Wem steht die Verspätungsentschädigung zu?

Anders verhält es sich mit Ausgleichszahlungen, die der Fluggast im Falle einer Verspätung einfordern kann. Auch wenn der Arbeitgeber die Kosten für die Flugreise trägt, steht die Verspätungsentschädigung dem Reisenden selbst zu, schließlich muss er sich auch mit den damit einhergehenden Strapazen herumschlagen.
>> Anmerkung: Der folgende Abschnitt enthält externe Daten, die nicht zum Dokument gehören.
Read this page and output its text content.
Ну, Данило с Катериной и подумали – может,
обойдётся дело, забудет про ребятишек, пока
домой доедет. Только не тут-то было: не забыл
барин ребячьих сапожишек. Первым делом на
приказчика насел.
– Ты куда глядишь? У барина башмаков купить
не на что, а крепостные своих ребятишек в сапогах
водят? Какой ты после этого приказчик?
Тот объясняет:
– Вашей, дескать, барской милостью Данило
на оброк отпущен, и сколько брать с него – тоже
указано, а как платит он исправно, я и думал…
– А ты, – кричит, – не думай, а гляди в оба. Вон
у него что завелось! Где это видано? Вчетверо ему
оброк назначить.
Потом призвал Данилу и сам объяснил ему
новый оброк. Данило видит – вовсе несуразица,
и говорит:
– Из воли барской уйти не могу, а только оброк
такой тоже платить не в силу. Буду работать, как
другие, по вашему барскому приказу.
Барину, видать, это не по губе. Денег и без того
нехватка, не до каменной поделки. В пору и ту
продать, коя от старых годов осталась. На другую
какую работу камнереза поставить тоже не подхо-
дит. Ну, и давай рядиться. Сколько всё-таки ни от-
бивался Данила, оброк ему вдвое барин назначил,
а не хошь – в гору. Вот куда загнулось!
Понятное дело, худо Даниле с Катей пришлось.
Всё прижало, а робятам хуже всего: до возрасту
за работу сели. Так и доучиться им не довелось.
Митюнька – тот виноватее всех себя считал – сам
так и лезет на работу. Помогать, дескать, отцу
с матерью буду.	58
Wenn sich Firmen im Arbeitsvertrag oder dem Dienstreiseantrag die Ansprüche vom Arbeitnehmer ausdrücklich abtreten lassen, ist aber auch das rechtens.

Mitbestimmungsrecht des Betriebsrats bei Dienstreisen

Wenn es sich bei der Reisezeit im arbeitszeitrechtlichen Sinn um Arbeitszeit handelt, kommt das Mitbestimmungsrechts des Betriebsrats gemäß § 87 Abs. 1 BetrVG auch bei einer Dienstreise zum Tragen. Dann darf der Betriebsrat beim Erstellen von Reiserichtlinien und der Dienstplangestaltung mitreden und seine Auskunfts- und Informationsansprüche geltend machen. Um ihrer Betriebsratsarbeit auch in puncto Dienstreise voll gewappnet zu sein, können Betriebsratsmitglieder von ihrem Schulungsanspruch gemäß § 37 Abs. 6 BetrVG Gebrauch machen. Spezielle Seminare und Schulungen vermitteln die dafür erforderlichen Kenntnisse anschaulich und praxisnah.